# Rafraichir l'icône d'une application



## OnyX (14 Août 2014)

Bonjour, bonsoir,

Un menu dans les préférences de mon application (AppleScriptObjC) permet de changer son icône. 
Sous Tiger, Leopard, Snow Leopard, Tiger, Lion et Mountain Lion, aucun problème. Il suffisait de relancer l'application, le Finder et le Dock. 
Sous Mavericks, la nouvelle icône ne s'affiche ni dans une fenêtre du Finder, ni dans le Dock. Pourtant la routine fonctionne bien, l'icône est bien modifiée dans l'application (Content/Resources/xxx.icns). 
Si quelqu'un sait quelle processus relancer pour rafraichir l'icône dans le Dock et dans les fenêtres du Finder... je suis preneur parce que là, je sèche. 

Merci d'avance.


----------



## ceslinstinct (15 Août 2014)

OnyX a dit:


> Bonjour, bonsoir,
> 
> 
> Si quelqu'un sait quelle processus relancer pour rafraichir l'icône dans le Dock et dans les fenêtres du Finder... je suis preneur parce que là, je sèche.
> ...



Bonsoir

Il m'arrive sous Montain Lion qu'un changement d'icône refuse de se faire (ancienne icône dans le dossier, nouvelle icône si déplacement sur le bureau ancienne icône si retour dans le dossier.)
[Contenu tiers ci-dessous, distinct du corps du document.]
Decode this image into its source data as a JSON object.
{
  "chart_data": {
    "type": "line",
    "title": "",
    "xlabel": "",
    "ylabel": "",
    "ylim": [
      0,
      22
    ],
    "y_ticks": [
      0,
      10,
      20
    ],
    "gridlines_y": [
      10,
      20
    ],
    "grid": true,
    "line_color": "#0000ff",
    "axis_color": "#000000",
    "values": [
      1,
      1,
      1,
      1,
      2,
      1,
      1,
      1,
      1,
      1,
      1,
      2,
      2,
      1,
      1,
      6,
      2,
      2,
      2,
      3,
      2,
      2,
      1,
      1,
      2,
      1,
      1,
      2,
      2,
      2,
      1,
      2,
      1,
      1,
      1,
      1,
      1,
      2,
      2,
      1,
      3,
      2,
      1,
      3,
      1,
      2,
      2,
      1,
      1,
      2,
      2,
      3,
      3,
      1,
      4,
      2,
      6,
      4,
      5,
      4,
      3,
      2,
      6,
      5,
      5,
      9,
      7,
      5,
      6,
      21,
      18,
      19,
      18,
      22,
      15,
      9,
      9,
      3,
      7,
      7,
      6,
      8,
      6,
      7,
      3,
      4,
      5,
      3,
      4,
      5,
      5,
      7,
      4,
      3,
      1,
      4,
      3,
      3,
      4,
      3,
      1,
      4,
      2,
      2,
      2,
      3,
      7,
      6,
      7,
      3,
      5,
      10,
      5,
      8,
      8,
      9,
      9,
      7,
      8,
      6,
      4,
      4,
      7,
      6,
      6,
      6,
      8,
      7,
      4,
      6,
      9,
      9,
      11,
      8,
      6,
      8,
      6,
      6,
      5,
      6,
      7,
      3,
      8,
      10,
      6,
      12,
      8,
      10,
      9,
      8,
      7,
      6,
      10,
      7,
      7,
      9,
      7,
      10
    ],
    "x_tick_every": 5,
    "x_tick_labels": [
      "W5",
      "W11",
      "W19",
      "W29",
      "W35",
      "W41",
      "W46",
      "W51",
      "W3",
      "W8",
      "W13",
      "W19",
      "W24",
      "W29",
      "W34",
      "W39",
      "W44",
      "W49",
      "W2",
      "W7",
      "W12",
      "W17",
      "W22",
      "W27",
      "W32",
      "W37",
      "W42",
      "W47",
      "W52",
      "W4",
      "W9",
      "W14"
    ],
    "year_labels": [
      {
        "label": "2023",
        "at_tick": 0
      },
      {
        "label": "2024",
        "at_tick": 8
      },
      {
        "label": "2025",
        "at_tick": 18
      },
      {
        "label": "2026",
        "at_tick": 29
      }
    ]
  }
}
Si dans le dossier affichant l'ancienne icône je change le format de 128 (c'est le format de mes icônes) en 256 et retour en 128, alors la affichage de la nouvelle icône.

C'est pas la réponse recherchée, mais si ça peu donner une idée.

@+


----------



## OnyX (16 Août 2014)

Merci ceslinstinct.

Je n'avais pas ce problème sous ML.
Il semble que la gestion de certains cache est différente sous Mavericks. :mouais:

Depuis le Finder, si je duplique l'application, pas de problème. L'application dupliquée affiche la bonne icône mais pas l'application originale...


----------